On August 3rd, our first class of Student Innovators presented the results of their eight weeks of work to faculty and staff at the Sheikh Zayed Institute for Pediatric Surgical Innovation. Working closely with their mentors, they studied topics such as “Alloimmunization in Sickle Cell Disease” in the biological sciences, explored a new design for a “Laparoscopic Needle Driver for Pediatric Surgery,” and contributed to “Developing a Quantitative Measure of Craniosynostosis.”
(Photo, right: Student Innovators learn about biomedical innovation from Institute faculty)
These nine college and graduate students learned new engineering software and new laboratory techniques, and began to develop an understanding of the complexities of innovation by doing their first literature and patent searches. And, as Kay-Anne, a recent biology graduate from Howard University, put it, they learned that research means that “there are no right or wrong answers, just the process and journey taken to provide a feasible solution.”

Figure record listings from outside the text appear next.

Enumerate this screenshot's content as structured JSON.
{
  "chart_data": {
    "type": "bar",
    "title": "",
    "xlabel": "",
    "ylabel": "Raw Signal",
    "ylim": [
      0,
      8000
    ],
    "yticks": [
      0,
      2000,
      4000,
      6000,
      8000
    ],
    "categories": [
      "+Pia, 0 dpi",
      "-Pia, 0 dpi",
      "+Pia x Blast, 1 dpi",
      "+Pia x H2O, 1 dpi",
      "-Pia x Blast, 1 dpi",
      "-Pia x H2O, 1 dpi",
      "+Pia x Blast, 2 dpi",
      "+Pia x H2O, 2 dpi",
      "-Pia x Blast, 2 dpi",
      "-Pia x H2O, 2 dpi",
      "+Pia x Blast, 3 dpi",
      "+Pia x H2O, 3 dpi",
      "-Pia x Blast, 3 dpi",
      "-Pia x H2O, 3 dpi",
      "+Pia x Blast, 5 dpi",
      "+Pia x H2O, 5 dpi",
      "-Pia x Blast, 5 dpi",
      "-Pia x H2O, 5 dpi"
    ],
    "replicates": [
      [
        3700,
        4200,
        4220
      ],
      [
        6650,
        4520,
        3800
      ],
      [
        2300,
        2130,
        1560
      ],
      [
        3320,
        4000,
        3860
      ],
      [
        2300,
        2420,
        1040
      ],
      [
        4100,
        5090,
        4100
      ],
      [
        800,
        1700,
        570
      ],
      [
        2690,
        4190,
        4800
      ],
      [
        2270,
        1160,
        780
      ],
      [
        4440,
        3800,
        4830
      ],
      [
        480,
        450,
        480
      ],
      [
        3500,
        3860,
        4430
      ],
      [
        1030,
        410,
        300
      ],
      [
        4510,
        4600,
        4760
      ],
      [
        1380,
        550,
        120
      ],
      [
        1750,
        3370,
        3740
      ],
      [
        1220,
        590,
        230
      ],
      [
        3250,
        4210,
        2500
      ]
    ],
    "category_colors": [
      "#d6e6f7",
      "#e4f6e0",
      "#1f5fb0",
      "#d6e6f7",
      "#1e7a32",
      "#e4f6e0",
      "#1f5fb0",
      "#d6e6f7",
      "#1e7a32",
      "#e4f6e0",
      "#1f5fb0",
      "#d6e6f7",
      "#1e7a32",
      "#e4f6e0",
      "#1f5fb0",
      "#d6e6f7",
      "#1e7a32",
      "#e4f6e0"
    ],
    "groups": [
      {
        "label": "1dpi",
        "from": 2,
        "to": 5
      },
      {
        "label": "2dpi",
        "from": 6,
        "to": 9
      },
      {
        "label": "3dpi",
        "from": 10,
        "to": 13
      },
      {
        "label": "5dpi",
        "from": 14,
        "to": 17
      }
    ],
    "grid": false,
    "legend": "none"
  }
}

The Student Innovators program was born out of a desire to provide a different kind of learning opportunity to young people—one that would inspire them to enter the field of biomedical innovation. In addition to engaging in hands-on work on defined research projects within the Sheikh Zayed Institute, the students participated in a curriculum that included training in brainstorming, teamwork, intellectual property, and presentation skills.
Daniel, a George Washington University medical student, told us at the end of the program how much he loved “how friendly, accepting, and eager to help everyone has been here at the Sheikh Zayed Institute. There has never been an opportunity out of reach or a closed door. The doctors were excited to further my interest and never hesitated to offer their experience.” Rachel, a biochemistry graduate student from the University of Tulsa, adds that, “This program exposed me to many interesting and unique experiences, including observing surgery, shadowing a radiologist, learning about engineering technology, and pursuing my own project in immunology.”
Usman, an engineering graduate student at the University of Illinois, Urbana, summarizes some of our goals for the program in its first year: “From the technical aspect, the program helped me sharpen my programming skills and understand some new concepts regarding applied engineering. Professionally, I have gained a lot because it enabled me to learn resource-handling, team-building, knowledge-sharing, and collaborating. The experience I gained here has provided a stepping stone for my overall career goals.”
It is difficult to say, however, who gained the most--the students or the Sheikh Zayed Institute. While many of the students thanked us for a program that helped them define the next steps in their studies and careers, we are also grateful to all of them for their energy and enthusiasm and for their focused and intelligent contributions to the success of Sheikh Zayed Institute’s mission.